Несколько женщин не смогли выйти на построение. Тогда гестаповцы натравили на них разъяренных собак...

На следующую ночь проделали то же самое и с камерой, где находилась Паша. Построили. Гестаповец с усмешкой вглядывался в испуганные лица женщин. Внезапно старший закричал:

— Цурюк! Назад в камеру!

По неизвестным причинам у гестаповцев изменился план. Всех снова загнали в камеру. Паша улыбнулась: опять пронесло! Что это — судьба?

Утомленная, она прислонилась к холодной стене. Сон прошел. Она думала о матери, о подругах... Доведется ли еще увидеть их, милых и близких? Кто остался на свободе?

В камере лежали вповалку. При тусклом свете Паша всматривалась в лица мучениц. Недалеко от нее склонила голову на плечо соседки совсем еще юная девушка. Она ничего о себе не рассказывала. Звали ее Любой. За что ее бросили сюда? Говорили, будто она влепила оплеуху офицеру, который приставал к ней на улице.

А там привалилась к стенке женщина с белой прядью волос. Дома остались у нее дети — мальчик пяти лет и шестилетняя девочка. Где они сейчас? Мать ничего о них не знала. Муж ушел в партизаны, а ее заточили в тюрьму.

Паша перевела взгляд на пожилую соседку и подумала: «У нее такое же доброе лицо, как у мамы...» Закрыв глаза, Паша забылась и мысленно перенеслась в далекое, невозвратимое прошлое...

Вспомнился выпускной вечер в школе. Маленькая и сухонькая учительница взволнованно наставляла своих питомцев: «Вы вступаете в самостоятельную жизнь, — говорила она. — Не думайте, что все в ней дается легко».

Паше особенно запомнились слова: «Слабые духом не смогут бороться со злом. Надо быть сильным, несгибаемым и пламенно любить Родину...»

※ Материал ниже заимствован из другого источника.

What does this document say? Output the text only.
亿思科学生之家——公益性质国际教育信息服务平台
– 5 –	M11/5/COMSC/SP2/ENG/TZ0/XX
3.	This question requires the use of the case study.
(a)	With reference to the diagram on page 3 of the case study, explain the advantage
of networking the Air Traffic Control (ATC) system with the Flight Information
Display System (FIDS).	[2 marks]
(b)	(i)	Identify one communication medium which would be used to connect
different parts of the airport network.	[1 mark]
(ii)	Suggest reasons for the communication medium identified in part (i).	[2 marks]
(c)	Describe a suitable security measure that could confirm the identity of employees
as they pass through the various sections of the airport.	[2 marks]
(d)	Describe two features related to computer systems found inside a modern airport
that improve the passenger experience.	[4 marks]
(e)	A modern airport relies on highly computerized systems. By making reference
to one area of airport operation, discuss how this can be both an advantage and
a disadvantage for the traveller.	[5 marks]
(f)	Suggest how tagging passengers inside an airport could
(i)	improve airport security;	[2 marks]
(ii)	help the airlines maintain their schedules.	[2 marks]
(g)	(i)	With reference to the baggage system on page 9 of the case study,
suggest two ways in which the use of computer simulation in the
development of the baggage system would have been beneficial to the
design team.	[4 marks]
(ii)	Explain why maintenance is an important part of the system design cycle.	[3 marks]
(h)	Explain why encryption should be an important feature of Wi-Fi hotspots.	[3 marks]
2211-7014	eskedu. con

«Сильным, несгибаемым...» — прошептала она и мысленно поклялась быть такой, какой хотела ее видеть любимая учительница.

На третий день Савельеву выпустили. На все вопросы следователя она отвечала вполне убедительно. Работает честно, на хорошем счету. Никогда не давала повода для подозрений. Сведения о ней нетрудно проверить.

Так она говорила врагам, а сама тем временем думала о том,, как теперь перестроить работу, где собираться. Не уйти ли к партизанам всем, кто на подозрении.

Домой Паша не шла, а бежала. Что с мамой? Как товарищи?